I disagree with both claims. It's not about the seductive ease of the application process, and it's not that a liberal arts education fails in virtue of not offering job skills. Instead, it's about the way students and our society understands the value of a liberal arts education, and the rise of narcissism.

There is something to the idea that applications are appealing, but it doesn't have anything to do with applications per se, but with the safety they represent. Plenty of fields like academia (I know, I just submitted applications) have paths well-marked by hordes of questionnaires and personal statements, and not many people go into academia.

The fact that students feel compelled to follow well-marked career paths is a failure to understand that a liberal arts education is not training to do any one thing, but a way to approach all things, even one's own life. Learning to take ownership of ideas is supposed to train students to take ownership of their lives, not to just serve as a tool to win arguments with other people in government and business.

Plenty of people defend a liberal arts education on the grounds that it makes people better critics of their social environment, but it's not enough to question one's environment, one must question one's own motives and desires as well.
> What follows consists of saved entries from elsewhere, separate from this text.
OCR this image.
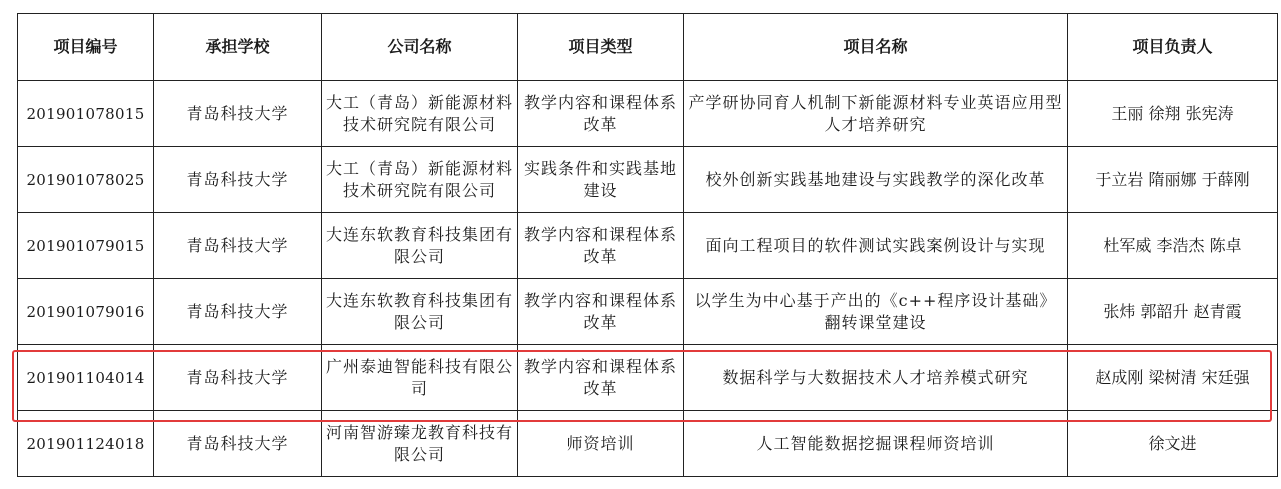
项目编号	承担学校	公司名称	项目类型	项目名称	项目负责人
201901078015	青岛科技大学	大工（青岛）新能源材料技术研究院有限公司	教学内容和课程体系改革	产学研协同育人机制下新能源材料专业英语应用型人才培养研究	王丽 徐翔 张宪涛
201901078025	青岛科技大学	大工（青岛）新能源材料技术研究院有限公司	实践条件和实践基地建设	校外创新实践基地建设与实践教学的深化改革	于立岩 隋丽娜 于薛刚
201901079015	青岛科技大学	大连东软教育科技集团有限公司	教学内容和课程体系改革	面向工程项目的软件测试实践案例设计与实现	杜军威 李浩杰 陈卓
201901079016	青岛科技大学	大连东软教育科技集团有限公司	教学内容和课程体系改革	以学生为中心基于产出的《c++程序设计基础》翻转课堂建设	张炜 郭韶升 赵青霞
201901104014	青岛科技大学	广州泰迪智能科技有限公司	教学内容和课程体系改革	数据科学与大数据技术人才培养模式研究	赵成刚 梁树清 宋廷强
201901124018	青岛科技大学	河南智游臻龙教育科技有限公司	师资培训	人工智能数据挖掘课程师资培训	徐文进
The reason this doesn't happen is because of a society-wide concern with the self-esteem of young people. The self-esteem movement has made lucky college kids into egomaniacs who rarely question the validity of what they want. This isn't me trying to slur my peers, but a well-documented fact. People are becoming much more narcissistic. When that happens, the interrogation of our most basic direction ceases and we're more vulnerable to the easy road or to snap judgments.

Notice though that I'm not saying that finance is a dirty or bad industry. I don't think it is. There was a bubble in the finance sector that had been building since the 1980s (see here, pg. 62), and people got into it. There are many good reasons to be a financier, but the rise of narcissism in young people perfectly matched the bubble in financial services and the result was that finance was the outlet.